Battleship cats (and rats)

In August 1941 British Prime Minister Winston Churchill embarked on a top-secret mission aboard the battleship H.M.S. Prince of Wales to rendezvous with American President Frankin D. Roosevelt at Placentia Bay, Newfoundland. The accord reached by the two men at that meeting became known as the Atlantic Charter. A few trusted (and sworn to secrecy) media representatives were included in the official party, of whom H. V. Morton was one. Three days into the five day journey Morton decided to explore the ship. His visit to the engine room, “in the temperature of Trinidad”, was brief…….

Ascending with relief to more temperate regions, I was in time to be present at one of those domestic interludes which enliven the existence of a battleship, even in war-time.

Three Marines were holding three cats. They held them not as animal lovers, but as soldiers, as if cats were part of their equipment, as if, indeed, they might be ordered to “for inspection, port cats!”; which is precisely what they were doing. An officer came along and, having scrutinised the cats, solemnly dismissed them.

I was told the explanation. When the Prince of Wales returned from the shipyard after a brief refitment following the Bismarck action, a peculiar smell was noticed on one of the decks. This smell, increasing in volume and pungency, inspired two schools of thought: one, that the shipwrights had used some unusually penetrating glue or other material, the other, that one of the ship’s three cats had chosen an inaccessible hiding-place in which to expire. It was therefore decided to muster the cats and solve at least one of the theories which, as I saw, was happily unfounded.

Churchill and Blackie_2

Winston Churchill discourages ‘Blackie’ from following him on to the American destroyer alongside H.M.S. Prince of Wales.
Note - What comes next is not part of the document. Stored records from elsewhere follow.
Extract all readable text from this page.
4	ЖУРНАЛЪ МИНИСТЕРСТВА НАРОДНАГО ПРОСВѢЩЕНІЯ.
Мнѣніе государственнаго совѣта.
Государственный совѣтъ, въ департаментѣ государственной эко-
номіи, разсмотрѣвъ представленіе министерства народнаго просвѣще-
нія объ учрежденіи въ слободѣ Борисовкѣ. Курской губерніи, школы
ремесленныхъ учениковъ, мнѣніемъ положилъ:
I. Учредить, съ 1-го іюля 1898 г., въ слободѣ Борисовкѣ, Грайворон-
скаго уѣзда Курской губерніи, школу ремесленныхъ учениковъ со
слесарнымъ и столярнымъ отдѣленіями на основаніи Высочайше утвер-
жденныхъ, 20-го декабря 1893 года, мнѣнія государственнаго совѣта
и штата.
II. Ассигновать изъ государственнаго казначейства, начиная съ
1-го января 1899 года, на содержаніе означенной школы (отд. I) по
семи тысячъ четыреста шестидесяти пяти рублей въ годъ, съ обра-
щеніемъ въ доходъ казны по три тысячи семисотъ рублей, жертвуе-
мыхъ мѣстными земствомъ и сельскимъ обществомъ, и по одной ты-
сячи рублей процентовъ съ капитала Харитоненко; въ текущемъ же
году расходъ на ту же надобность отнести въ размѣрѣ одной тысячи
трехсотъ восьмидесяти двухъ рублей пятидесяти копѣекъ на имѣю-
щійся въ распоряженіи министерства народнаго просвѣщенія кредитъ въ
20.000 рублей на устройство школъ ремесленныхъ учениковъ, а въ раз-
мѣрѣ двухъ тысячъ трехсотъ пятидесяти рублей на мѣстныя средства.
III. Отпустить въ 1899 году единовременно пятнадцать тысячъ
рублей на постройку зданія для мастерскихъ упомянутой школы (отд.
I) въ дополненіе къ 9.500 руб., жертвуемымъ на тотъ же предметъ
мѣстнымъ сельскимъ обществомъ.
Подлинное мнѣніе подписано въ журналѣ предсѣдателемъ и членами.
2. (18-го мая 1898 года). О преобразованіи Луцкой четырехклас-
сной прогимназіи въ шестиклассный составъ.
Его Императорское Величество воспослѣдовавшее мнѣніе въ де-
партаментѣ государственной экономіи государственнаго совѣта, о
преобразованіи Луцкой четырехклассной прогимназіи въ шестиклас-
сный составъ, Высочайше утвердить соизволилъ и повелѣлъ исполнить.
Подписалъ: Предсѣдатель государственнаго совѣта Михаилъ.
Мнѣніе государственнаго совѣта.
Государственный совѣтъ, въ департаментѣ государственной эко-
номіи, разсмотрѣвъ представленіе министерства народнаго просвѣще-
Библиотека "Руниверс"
Until her visit to the shipyard, I was told, the Prince of Wales prided herself on her ratlessness. But when she returned to duty a few rats had come aboard and action was immediately taken. It was proclaimed that any sailor who caught a rat would earn half a day ashore, and this made the life of a rat in the Prince of Wales a brief and hazardous affair. The business was arranged with the usual naval precision. Rats having been caught, the trappers were required to parade with them. An inspecting officer cynically remained until he had seen the rats faithfully destroyed. Then the trappers were able to qualify for their reward. I asked if anyone had thought it worth while to import such desirable quarry but I was answered with a stony and disapproving stare.
‘Atlantic Meeting’, H. V. Morton, Methuen & Co. Ltd., London, 1943.

Four months later, on 7th December 1941, Japanese aircraft attacked Pearl Harbour and America entered WWII. On 10th December H.M.S. Prince of Wales, along with H.M.S. Repulse, was sunk off Malaya by repeated Japanese aerial attacks. 327 men from Prince of Wales died, including Vice-Admiral Sir Tom Phillips and Captain John Leach. The fate of the cats is not recorded.